Samsung’s HBM business had a difficult stretch through last year, suffering back-to-back failures in NVIDIA’s qualification tests for HBM3 and HBM3E — a significant blow to the pride of the world’s top memory chipmaker. The turnaround came in May 2024, when Vice Chairman Jeon Young-hyun made the bold decision to redesign the DRAM at the core of Samsung’s HBM.
This year, Samsung passed NVIDIA’s HBM4 qualification without a single design revision, enabling direct shipment of mass-production units.
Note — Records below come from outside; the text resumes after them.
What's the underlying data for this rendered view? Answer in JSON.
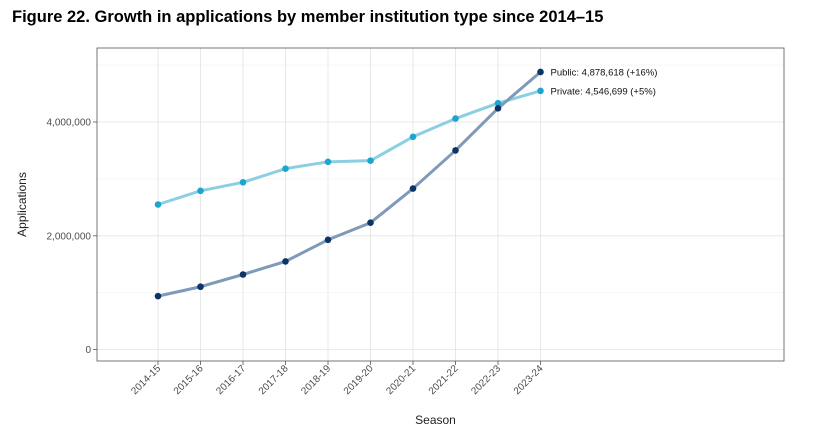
{
  "title": "Figure 22. Growth in applications by member institution type since 2014–15",
  "chart_data": {
    "type": "line",
    "xlabel": "Season",
    "ylabel": "Applications",
    "categories": [
      "2014-15",
      "2015-16",
      "2016-17",
      "2017-18",
      "2018-19",
      "2019-20",
      "2020-21",
      "2021-22",
      "2022-23",
      "2023-24"
    ],
    "ylim": [
      -200000,
      5300000
    ],
    "yticks": [
      0,
      2000000,
      4000000
    ],
    "ytick_labels": [
      "0",
      "2,000,000",
      "4,000,000"
    ],
    "grid": true,
    "series": [
      {
        "key": "public",
        "values": [
          940000,
          1105000,
          1320000,
          1550000,
          1930000,
          2230000,
          2830000,
          3500000,
          4240000,
          4878618
        ],
        "line_color": "#7f9ab8",
        "point_color": "#0d3466",
        "label": "Public: 4,878,618 (+16%)"
      },
      {
        "key": "private",
        "values": [
          2550000,
          2790000,
          2940000,
          3180000,
          3300000,
          3320000,
          3740000,
          4060000,
          4330000,
          4546699
        ],
        "line_color": "#8ccfe3",
        "point_color": "#1ea5cf",
        "label": "Private: 4,546,699 (+5%)"
      }
    ]
  }
}
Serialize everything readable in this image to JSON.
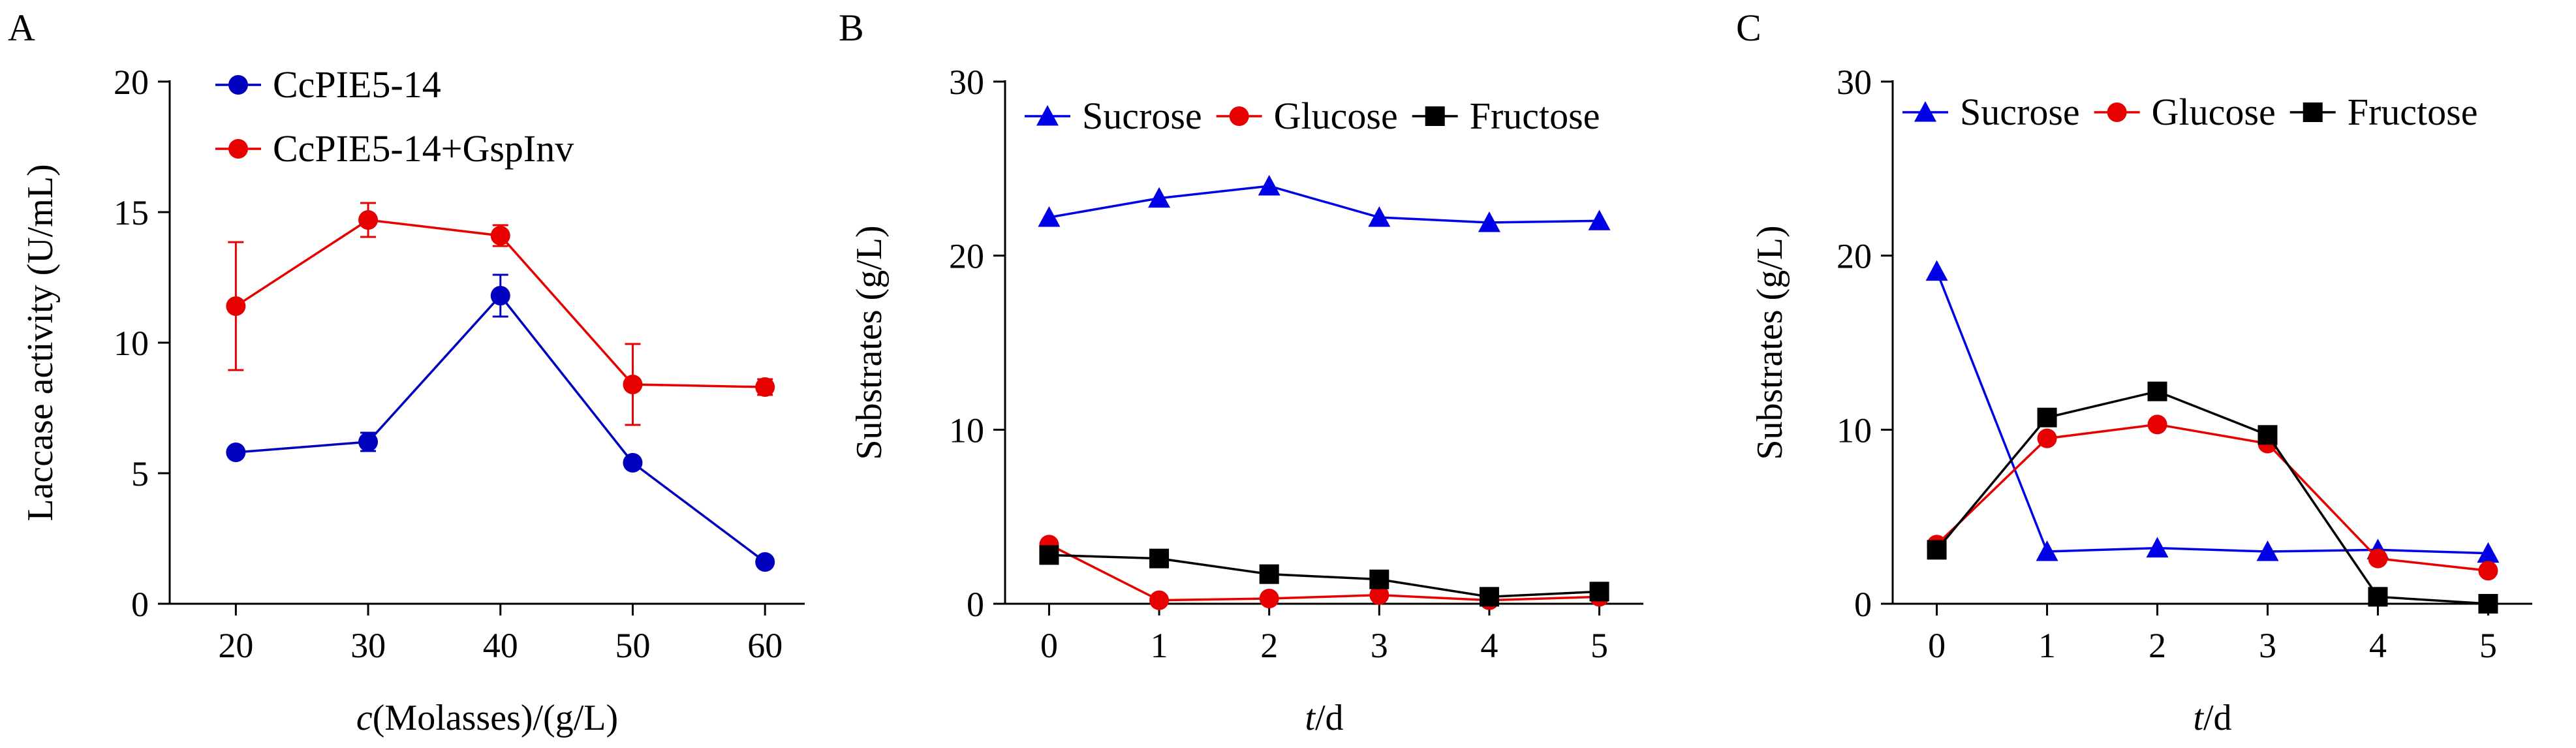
{
  "chart_data": [
    {
      "panel_label": "A",
      "type": "line",
      "xlabel_var": "c",
      "xlabel_rest": "(Molasses)/(g/L)",
      "ylabel": "Laccase activity  (U/mL)",
      "x": [
        20,
        30,
        40,
        50,
        60
      ],
      "xticks": [
        20,
        30,
        40,
        50,
        60
      ],
      "xlim": [
        15,
        63
      ],
      "ylim": [
        0,
        20
      ],
      "yticks": [
        0,
        5,
        10,
        15,
        20
      ],
      "grid": false,
      "legend_position": "top-left",
      "series": [
        {
          "name": "CcPIE5-14",
          "color": "#0000bf",
          "marker": "circle",
          "values": [
            5.8,
            6.2,
            11.8,
            5.4,
            1.6
          ],
          "errors": [
            0.15,
            0.35,
            0.8,
            0.15,
            0.15
          ]
        },
        {
          "name": "CcPIE5-14+GspInv",
          "color": "#e60000",
          "marker": "circle",
          "values": [
            11.4,
            14.7,
            14.1,
            8.4,
            8.3
          ],
          "errors": [
            2.45,
            0.65,
            0.4,
            1.55,
            0.3
          ]
        }
      ]
    },
    {
      "panel_label": "B",
      "type": "line",
      "xlabel_var": "t",
      "xlabel_rest": "/d",
      "ylabel": "Substrates (g/L)",
      "x": [
        0,
        1,
        2,
        3,
        4,
        5
      ],
      "xticks": [
        0,
        1,
        2,
        3,
        4,
        5
      ],
      "xlim": [
        -0.4,
        5.4
      ],
      "ylim": [
        0,
        30
      ],
      "yticks": [
        0,
        10,
        20,
        30
      ],
      "grid": false,
      "legend_position": "top",
      "series": [
        {
          "name": "Sucrose",
          "color": "#0000e6",
          "marker": "triangle",
          "values": [
            22.2,
            23.3,
            24.0,
            22.2,
            21.9,
            22.0
          ]
        },
        {
          "name": "Glucose",
          "color": "#e60000",
          "marker": "circle",
          "values": [
            3.4,
            0.2,
            0.3,
            0.5,
            0.2,
            0.4
          ]
        },
        {
          "name": "Fructose",
          "color": "#000000",
          "marker": "square",
          "values": [
            2.8,
            2.6,
            1.7,
            1.4,
            0.4,
            0.7
          ]
        }
      ]
    },
    {
      "panel_label": "C",
      "type": "line",
      "xlabel_var": "t",
      "xlabel_rest": "/d",
      "ylabel": "Substrates (g/L)",
      "x": [
        0,
        1,
        2,
        3,
        4,
        5
      ],
      "xticks": [
        0,
        1,
        2,
        3,
        4,
        5
      ],
      "xlim": [
        -0.4,
        5.4
      ],
      "ylim": [
        0,
        30
      ],
      "yticks": [
        0,
        10,
        20,
        30
      ],
      "grid": false,
      "legend_position": "top",
      "series": [
        {
          "name": "Sucrose",
          "color": "#0000e6",
          "marker": "triangle",
          "values": [
            19.1,
            3.0,
            3.2,
            3.0,
            3.1,
            2.9
          ]
        },
        {
          "name": "Glucose",
          "color": "#e60000",
          "marker": "circle",
          "values": [
            3.4,
            9.5,
            10.3,
            9.2,
            2.6,
            1.9
          ]
        },
        {
          "name": "Fructose",
          "color": "#000000",
          "marker": "square",
          "values": [
            3.1,
            10.7,
            12.2,
            9.7,
            0.4,
            0.0
          ]
        }
      ]
    }
  ]
}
On March 18th, AMD announced it had designated Samsung as its preferred HBM4 supplier. Demand for the prior-generation HBM3E is also said to be surging. Samsung is reportedly targeting over 5 billion Gb of HBM3E for Google’s Tensor Processing Units (TPUs) — also developed in partnership with Broadcom — in addition to its NVIDIA supply commitments.
Behind the OpenAI HBM4 deal, JY Lee, Chairman of Samsung Electronics, reportedly played a pivotal role. In October of last year, Lee met with OpenAI CEO Sam Altman and exchanged a Letter of Intent (LOI) covering the supply of cutting-edge AI memory including HBM, laying the groundwork for the agreement that has now come to fruition.